Price Guide (Australia)
Prices vary by variant, mileage, and service history. Rough guide for first-gen (P2) XC90:
- Project / high mileage (200k+ km, needs work): $3,000 - $6,000
- Runner (150-200k km, some service history): $6,000 - $10,000
- Good (100-150k km, documented history, no major issues): $10,000 - $16,000
- Excellent (under 100k km, full service history, one or two owners): $16,000 - $25,000
Second-gen (SPA) XC90 (2015+):
- 2015-2017 models (100-150k km): $30,000 - $45,000
- 2018-2020 models (under 100k km): $45,000 - $65,000
- 2021-2023 models (low km, recent): $65,000 - $85,000
- 2024+ new/demo: $90,000 - $130,000 depending on spec
T8 hybrids command a premium when new but depreciate harder due to battery concerns and complexity.
Running Costs
Servicing:
- Expect $400-600 for a minor service (oil, filters) at an independent Volvo specialist. Dealers charge $600-900.
- Major service (100k km): $1,200-1,800 including spark plugs, cabin filter, brake fluid, coolant, diff oils.
- First-gen cars are easier and cheaper to work on than second-gen SPA cars. Parts availability is excellent for P2; SPA parts are more expensive and sometimes on backorder (see headlight horror stories).
Parts availability:
- First-gen (P2): Excellent. Shared platform with S80, V70, XC70 means parts are plentiful and affordable. Aftermarket support is strong.
- Second-gen (SPA): Good but expensive. Some parts are dealer-only and prices reflect Volvo’s premium positioning. Backorders are increasingly common post-2023.
Insurance:
- The XC90 is considered a family SUV, so premiums are reasonable. Safety tech (especially in second-gen) can reduce rates. Declared value affects premium more than model year.
Fuel:
- First-gen 2.5T / 3.2 I6: 11-13 L/100km combined.
- First-gen T6 / V8: 13-16 L/100km (V8 drinks like a footballer).
- Second-gen D5 diesel: 7-9 L/100km.
- Second-gen T6: 10-12 L/100km.
- T8 plug-in hybrid: claimed 2-3 L/100km if you charge religiously; real-world is 8-10 L/100km if you don’t.
Which Variant?
First-gen (2003-2014):
- Best all-rounder: 2007-2014 3.2 I6 with AWD. Reliable, smooth, well-sorted by this point in production.
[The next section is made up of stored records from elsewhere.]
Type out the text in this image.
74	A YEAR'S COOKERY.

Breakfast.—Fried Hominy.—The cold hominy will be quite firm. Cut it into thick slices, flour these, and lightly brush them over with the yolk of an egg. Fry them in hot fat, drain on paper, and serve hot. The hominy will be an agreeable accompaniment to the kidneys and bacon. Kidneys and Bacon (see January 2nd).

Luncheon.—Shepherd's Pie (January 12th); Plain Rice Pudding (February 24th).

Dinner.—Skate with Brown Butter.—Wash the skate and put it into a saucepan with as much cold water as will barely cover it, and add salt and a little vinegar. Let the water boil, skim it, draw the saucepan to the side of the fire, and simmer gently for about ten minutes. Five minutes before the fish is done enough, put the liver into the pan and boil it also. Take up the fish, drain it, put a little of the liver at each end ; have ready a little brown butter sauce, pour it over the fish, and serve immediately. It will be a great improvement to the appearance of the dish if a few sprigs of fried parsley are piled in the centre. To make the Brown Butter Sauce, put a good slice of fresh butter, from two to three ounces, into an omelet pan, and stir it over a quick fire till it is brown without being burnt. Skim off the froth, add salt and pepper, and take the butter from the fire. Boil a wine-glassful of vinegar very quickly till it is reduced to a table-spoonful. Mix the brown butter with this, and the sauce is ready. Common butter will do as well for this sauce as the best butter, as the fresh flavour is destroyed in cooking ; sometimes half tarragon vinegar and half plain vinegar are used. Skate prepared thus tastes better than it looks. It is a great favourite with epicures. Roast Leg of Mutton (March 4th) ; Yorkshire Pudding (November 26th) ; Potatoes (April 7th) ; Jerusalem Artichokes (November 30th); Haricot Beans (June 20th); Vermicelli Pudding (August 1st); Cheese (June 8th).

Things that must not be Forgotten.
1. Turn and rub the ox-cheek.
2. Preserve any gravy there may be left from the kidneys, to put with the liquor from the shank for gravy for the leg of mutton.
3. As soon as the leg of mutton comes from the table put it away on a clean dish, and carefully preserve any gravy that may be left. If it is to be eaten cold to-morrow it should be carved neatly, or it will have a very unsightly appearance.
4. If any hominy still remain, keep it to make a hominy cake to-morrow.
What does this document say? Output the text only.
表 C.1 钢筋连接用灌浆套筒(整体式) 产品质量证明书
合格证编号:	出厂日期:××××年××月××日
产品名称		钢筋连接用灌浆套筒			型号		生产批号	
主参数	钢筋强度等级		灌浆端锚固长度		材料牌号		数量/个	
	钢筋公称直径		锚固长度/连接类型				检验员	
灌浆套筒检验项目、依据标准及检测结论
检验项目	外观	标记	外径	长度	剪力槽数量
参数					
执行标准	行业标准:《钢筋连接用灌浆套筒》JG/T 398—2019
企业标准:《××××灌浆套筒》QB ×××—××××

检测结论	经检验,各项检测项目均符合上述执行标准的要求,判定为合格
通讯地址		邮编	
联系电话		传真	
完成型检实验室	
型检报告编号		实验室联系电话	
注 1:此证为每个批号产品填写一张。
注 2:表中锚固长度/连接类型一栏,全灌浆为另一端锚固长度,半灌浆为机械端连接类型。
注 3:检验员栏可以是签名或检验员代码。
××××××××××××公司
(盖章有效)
Avoid the earliest 2003-2004 cars unless impeccably maintained.
- Performance: 2005+ T6 if you must, but service history is non-negotiable and running costs are high.
- Avoid: V8. Just don’t. The timing belt issue alone is a deal-breaker.
- Diesel hunters: D5 is solid if you do long distances. Not available in Australia new, but grey imports exist. Make sure it’s complied properly.
Second-gen (2015+):
- Best value: 2018-2020 D5 with AWD. By 2018, most early teething issues were resolved. Diesel torque suits the XC90’s weight.
- Petrol: 2019+ T6 is smooth and punchy. Mild hybrid (2020+) helps around town.
- Avoid: Early 2015-2016 cars had significant software bugs and quality control issues. Also avoid T8 unless you can charge daily and accept the complexity.
- 2024-2025 models: Wait. Too many reports of persistent faults (headlights, windows, electronics) and glacial dealer response. Let Volvo sort it out first.
The Verdict
The first-gen XC90 (especially 2007-2014) is a solid, practical family hauler that’s cheap to buy and mostly reasonable to run. It won’t set your heart racing but it will get you and six mates to the ski fields in one piece. Buy one with full service history, budget for suspension refresh, and you’ll have a dependable workhorse. Walk away from anything with water leaks, neglected AWD service, or a V8.
The second-gen XC90 is a huge step up in refinement and tech, but early cars had bugs and the newest ones have quality issues Volvo seems unable (or unwilling) to fix. If you’re buying used, aim for 2018-2020 D5 models. If you’re buying new, wait 12 months and see if Volvo gets its act together.